Mark Sweney 

ASA forces broadband ad backtrack

5.15pm: The advertising regulator is to force The Carphone Warehouse to change its contentious 'free broadband forever' campaign. By Mark Sweney.
  
  


The advertising regulator is to force The Carphone Warehouse to change its contentious "free broadband forever" campaign.

However, the company will still be able to use the "free" slogan that has so incensed competitors.

The Advertising Standards Authority has received around 150 complaints - many of them from rival internet service providers such as BT and Tiscali - about the way it has aggressively positioned the product as "free".

The broadband service has been advertised as part of its TalkTalk landline offering.

For £9.99 per month, plus £11 line rental cost, customers signing up to its Talk 3 international calls package can receive an 8MB broadband connection.

The "free" marketing tactic has enraged competitors and sparked a broadband price war that could boost the growth of fast internet across the UK.

It is understood that in the upcoming ASA ruling will ban The Carphone Warehouse from using the word "forever" in advertising, because after a period of around six months the broadband offering becomes part of an inclusive package.

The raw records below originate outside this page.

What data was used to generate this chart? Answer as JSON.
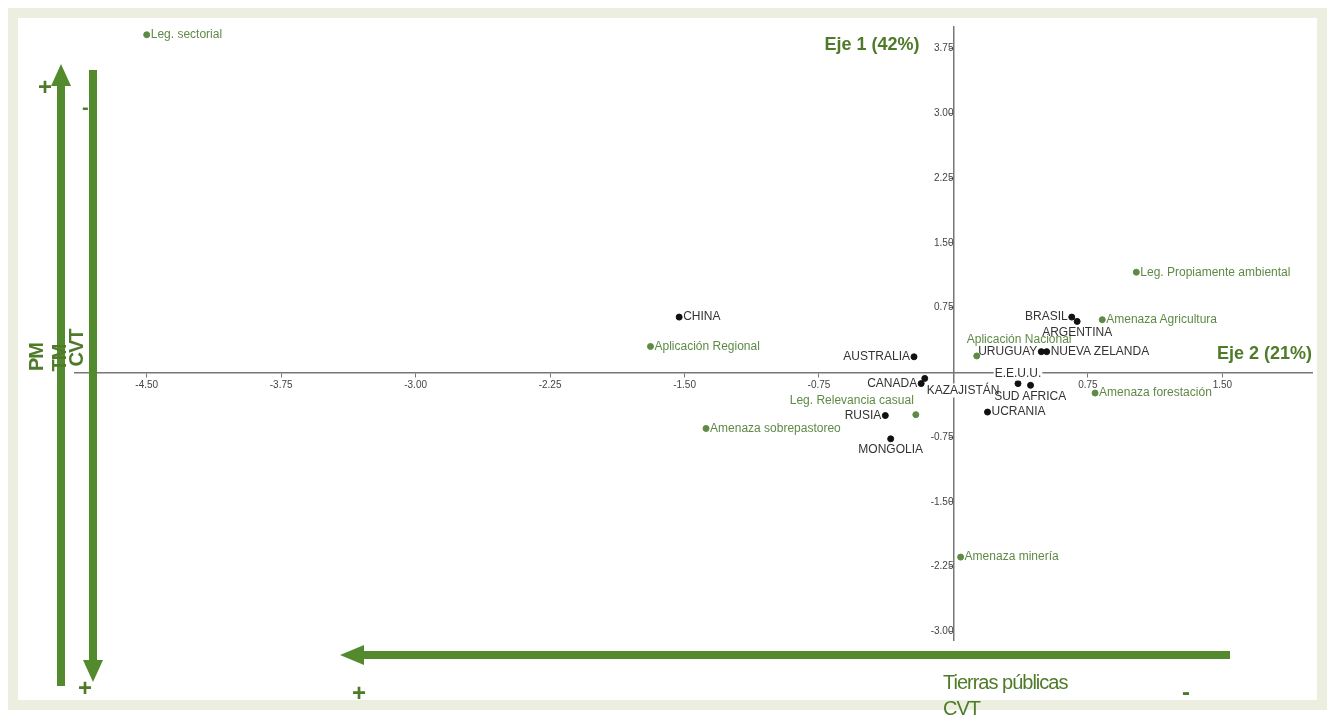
{
  "chart_data": {
    "type": "scatter",
    "xlabel": "Eje 2 (21%)",
    "ylabel": "Eje 1 (42%)",
    "xlim": [
      -4.9,
      2.0
    ],
    "ylim": [
      -3.1,
      4.0
    ],
    "xticks": [
      {
        "value": -4.5,
        "label": "-4.50"
      },
      {
        "value": -3.75,
        "label": "-3.75"
      },
      {
        "value": -3,
        "label": "-3.00"
      },
      {
        "value": -2.25,
        "label": "-2.25"
      },
      {
        "value": -1.5,
        "label": "-1.50"
      },
      {
        "value": -0.75,
        "label": "-0.75"
      },
      {
        "value": 0.75,
        "label": "0.75"
      },
      {
        "value": 1.5,
        "label": "1.50"
      }
    ],
    "yticks": [
      {
        "value": -3,
        "label": "-3.00"
      },
      {
        "value": -2.25,
        "label": "-2.25"
      },
      {
        "value": -1.5,
        "label": "-1.50"
      },
      {
        "value": -0.75,
        "label": "-0.75"
      },
      {
        "value": 0.75,
        "label": "0.75"
      },
      {
        "value": 1.5,
        "label": "1.50"
      },
      {
        "value": 2.25,
        "label": "2.25"
      },
      {
        "value": 3,
        "label": "3.00"
      },
      {
        "value": 3.75,
        "label": "3.75"
      }
    ],
    "grid": false,
    "legend": false,
    "marker": "circle",
    "series": [
      {
        "color": "#111111",
        "x": [
          -1.53,
          -0.22,
          -0.18,
          -0.16,
          -0.38,
          -0.35,
          0.49,
          0.52,
          0.36,
          0.43,
          0.19,
          0.66,
          0.69
        ],
        "values": [
          0.64,
          0.18,
          -0.13,
          -0.07,
          -0.5,
          -0.77,
          0.24,
          0.24,
          -0.13,
          -0.15,
          -0.46,
          0.64,
          0.59
        ]
      },
      {
        "color": "#5e8a45",
        "x": [
          -4.5,
          -1.69,
          -1.38,
          -0.21,
          0.13,
          0.83,
          1.02,
          0.79,
          0.04
        ],
        "values": [
          3.91,
          0.3,
          -0.65,
          -0.49,
          0.19,
          0.61,
          1.16,
          -0.24,
          -2.14
        ]
      }
    ],
    "annotations": [
      {
        "text": "Leg. sectorial",
        "x": -4.5,
        "y": 3.91
      },
      {
        "text": "CHINA",
        "x": -1.53,
        "y": 0.64
      },
      {
        "text": "Aplicación Regional",
        "x": -1.69,
        "y": 0.3
      },
      {
        "text": "Amenaza sobrepastoreo",
        "x": -1.38,
        "y": -0.65
      },
      {
        "text": "AUSTRALIA",
        "x": -0.22,
        "y": 0.18
      },
      {
        "text": "CANADA",
        "x": -0.18,
        "y": -0.13
      },
      {
        "text": "KAZAJISTÁN",
        "x": -0.16,
        "y": -0.07
      },
      {
        "text": "RUSIA",
        "x": -0.38,
        "y": -0.5
      },
      {
        "text": "Leg. Relevancia casual",
        "x": -0.21,
        "y": -0.49
      },
      {
        "text": "MONGOLIA",
        "x": -0.35,
        "y": -0.77
      },
      {
        "text": "Aplicación Nacional",
        "x": 0.13,
        "y": 0.19
      },
      {
        "text": "URUGUAY",
        "x": 0.49,
        "y": 0.24
      },
      {
        "text": "NUEVA ZELANDA",
        "x": 0.52,
        "y": 0.24
      },
      {
        "text": "E.E.U.U.",
        "x": 0.36,
        "y": -0.13
      },
      {
        "text": "SUD AFRICA",
        "x": 0.43,
        "y": -0.15
      },
      {
        "text": "UCRANIA",
        "x": 0.19,
        "y": -0.46
      },
      {
        "text": "BRASIL",
        "x": 0.66,
        "y": 0.64
      },
      {
        "text": "ARGENTINA",
        "x": 0.69,
        "y": 0.59
      },
      {
        "text": "Amenaza Agricultura",
        "x": 0.83,
        "y": 0.61
      },
      {
        "text": "Leg. Propiamente ambiental",
        "x": 1.02,
        "y": 1.16
      },
      {
        "text": "Amenaza forestación",
        "x": 0.79,
        "y": -0.24
      },
      {
        "text": "Amenaza minería",
        "x": 0.04,
        "y": -2.14
      },
      "+",
      "-",
      "PM",
      "TM",
      "CVT",
      "+",
      "+",
      "Tierras públicas",
      "CVT",
      "-"
    ]
  }
}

And it is understood that it the ASA is determined that the word "free" cannot be used in offering broadband as part of a brand new package - it can only be referred to as "free" if it is offered on top of an existing package at no extra cost.

"[The "free" broadband package] was received less enthusiastically by our competitors who tried to rubbish the offer and complained to the ASA that it was unfair to call it free," said the company's owner Charles Dunstone on his blog (Click here to read it).

"As reported in the press, we have been debating the issue with the ASA over the past few months, their final verdict will be published next Wednesday and we can't reveal its exact contents until then," he added.

"However we are delighted and relieved to be able to report that common sense has prevailed and we will still able to advertise the service as free."

So the firm is to drop the original "free broadband" package launched in April and revert to offering the broadband service as part of its pre-existing £8.99 package - still marketed as "free".

The service has attracted more than 400,000 customers in the months since the ad campaign, which was developed by agency Clemmow Hornby Inge, launched.